To maximize performance when using CPM, you must consider the following setup:
- Master AXI4 Ports
- Because there are two AXI4 MM ports, you must balance the
packets accordingly and maximize bus utilization at both ports.
- When to use:
- Calculate your aggregated PCIe link throughput: This is PCIe Link Speed * PCIe Link Width.
- Calculate your AXI4 MM port throughput on one of the port: This is 128-bit * CPMTOPSWCLK frequency (CPM GUI selection. Speed grade dependent, consult your device/silicon datasheet).
- If PCIe link throughput is greater
than AXI4 MM port
throughput, you must use both ports.Note: Take into account the following considerations vs. design complexity in using both ports if your bandwidth is nearly equal.
- PCIe link has some TLP overhead typically ~20-25% depending on packet sizes, Max Payload Size, and Max Read Request Size settings. Unaligned address transfers and/or scattered host memory might also affect this number due to inefficient DMA transfers.
- NoC has some overhead typically ~6% on the Write side due to metadata insertion but nearly optimum on the Read side.
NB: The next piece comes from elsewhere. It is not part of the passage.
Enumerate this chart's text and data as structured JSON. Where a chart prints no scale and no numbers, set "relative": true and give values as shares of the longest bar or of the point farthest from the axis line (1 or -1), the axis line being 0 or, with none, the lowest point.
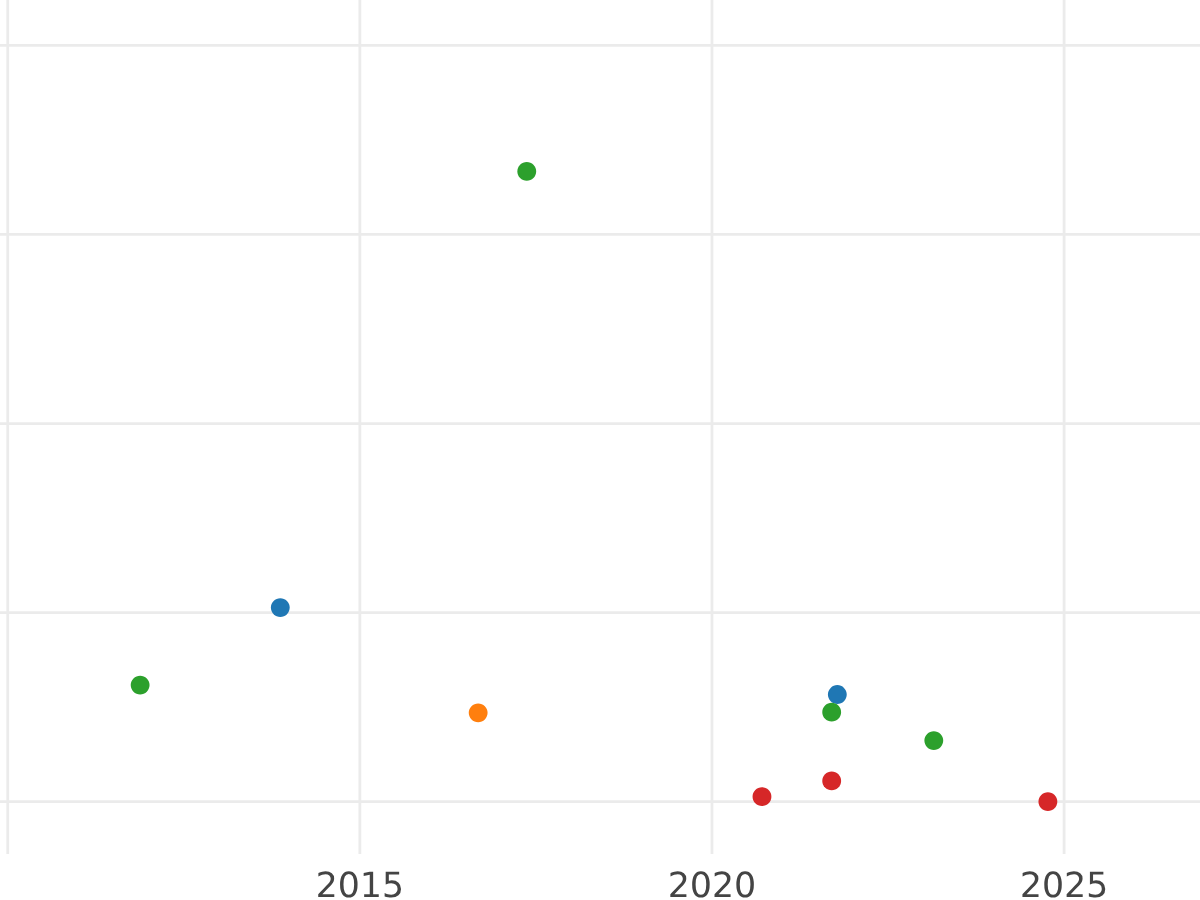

- If using DDR memory, there might be additional overhead depending on the traffic pattern and the DDR bank/column/row settings.
- How to use:
- Packets must not split into both ports. They
must operate independently as much as possible to avoid Head of
Line blocking due to AXI4 ID and PCIe tags ordering.
- QDMA
- Split your traffic based on Queue ID. Allocate some queues to use the first AXI4-MM0 and the rest on the second AXI4-MM1.
- XDMA
- Traffic will be split automatically based on DMA channel ID. Even DMA channels route to AXI4-MM0 and odd DMA channels route to AXI4-MM1.
- AXI4 Bridge
- Only use one port AXI4-MM0. Therefore performance is expected to max out at the AXI4 MM port throughput only, and might not be up to the PCIe link throughput capability.
- Packets must not split into both ports. They
must operate independently as much as possible to avoid Head of
Line blocking due to AXI4 ID and PCIe tags ordering.
- When to use:
- Slave AXI4 MM Port
- Because there is only one AXI4 MM port, performance through this port is expected to max out at AXI4 MM port throughput only and might not be up to the PCIe link throughput capability.
- Master and Slave AXI4-ST Ports
- Because CPM can only use AXI4-ST ports in this mode directly to PL, therefore users are only required to operate their design at the same frequency and data bus width as the AXI4-ST interface from the CPM or PCIe PL IP.
PL PCIe can only use AXI4-ST ports, therefore users are only required to operate their design at the same frequency and data bus width as the AXI4-ST interface from the CPM or PCIe PL IP.